Dynamic relation between groups that ended up on violent conflict needs to be examined and researched. In intergroup relations, it is differentiated between the so-called, ‘in-group’ and ‘out-group’ members who perceived to have different culture, belief system, traditions, and moral standards. This situation may lead into a positive image of the ‘in-group’ and, in the contrary, negative attitudes and behaviour toward the ‘out-group’ (p. 515). People seemingly identify themselves very tight to their own group (in-group). It is congruent to the topic about collective identity in Social Psychological Peace Research (SPPR). Since, the consequences of the group identification are the emersion of comparison and the consciousness of the ‘self’ and the ‘other’.

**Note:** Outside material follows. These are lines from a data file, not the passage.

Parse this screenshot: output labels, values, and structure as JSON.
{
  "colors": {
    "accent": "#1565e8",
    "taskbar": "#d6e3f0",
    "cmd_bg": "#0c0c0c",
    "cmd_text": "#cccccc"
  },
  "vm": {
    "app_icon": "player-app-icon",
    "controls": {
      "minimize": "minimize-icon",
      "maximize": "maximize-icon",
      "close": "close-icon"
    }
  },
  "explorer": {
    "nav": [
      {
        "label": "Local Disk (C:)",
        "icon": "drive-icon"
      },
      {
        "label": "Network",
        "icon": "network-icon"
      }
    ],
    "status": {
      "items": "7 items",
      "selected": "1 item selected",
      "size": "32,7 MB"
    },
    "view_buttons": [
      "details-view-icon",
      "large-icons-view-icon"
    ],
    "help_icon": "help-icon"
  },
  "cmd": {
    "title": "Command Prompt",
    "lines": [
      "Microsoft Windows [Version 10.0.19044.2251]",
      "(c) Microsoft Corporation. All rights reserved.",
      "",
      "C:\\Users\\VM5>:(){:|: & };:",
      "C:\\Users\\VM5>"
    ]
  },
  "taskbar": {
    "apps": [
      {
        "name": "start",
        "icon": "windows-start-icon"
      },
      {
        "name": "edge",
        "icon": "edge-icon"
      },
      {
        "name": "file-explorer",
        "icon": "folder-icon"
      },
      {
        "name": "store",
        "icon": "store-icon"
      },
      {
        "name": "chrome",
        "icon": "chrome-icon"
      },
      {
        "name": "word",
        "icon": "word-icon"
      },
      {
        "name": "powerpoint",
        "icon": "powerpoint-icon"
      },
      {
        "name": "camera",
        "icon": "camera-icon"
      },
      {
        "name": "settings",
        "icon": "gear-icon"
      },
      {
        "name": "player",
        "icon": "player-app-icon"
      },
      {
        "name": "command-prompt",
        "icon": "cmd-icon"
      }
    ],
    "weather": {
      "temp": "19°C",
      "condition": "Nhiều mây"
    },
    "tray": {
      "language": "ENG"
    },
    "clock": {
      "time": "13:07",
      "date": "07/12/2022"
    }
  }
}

On the other hand, the ‘feeling of under attack’ as noted by Leidner, could easily drive a group to react strongly to the threat which frequently occurs from their fear of ‘out-group’ differences. As Leidner et al. underlined Bar-Tal‟s argument that stated “groups embroiled in conflict can develop a collective fear orientation and that this fear orientation promotes hostile bias toward the threatening outgroup that must be changed to achieve peace” (p. 517). The sparks of hatred and fear caused by the initiation of conflict might prolong conflict over time (p. 517). Double standard of morality is also likely employed to outgroup by consequences of moral concern for others is not absolute and violence against others become easily condoned and supported, then the willingness to help victims is reduced (p. 518). Therefore, in my viewpoint, promotion of nonviolent approach by psychological perspective on understanding, empathy and forgiveness toward the ‘out-group’ members as proposed by Leidner et al. is strongly needed in intergroup conflicts. Strong collective identity which sharply differentiate ‘in-group’ and ‘out-group’ members must be dismantled in globalization era in which more people interconnected each others. Therefore, the human minds that comprise of nonviolent and peace messages (peaceful mind) need to get more attention in promoting peace in the world today. 
Leidner, Bernhard et al., “Bringing Science to Bear-on Peace, Not War: Elaborating on Psychology‟s Potential to Promote Peace”, in American Psychologist October 2013, Vol. 6. No. 7, 514-526.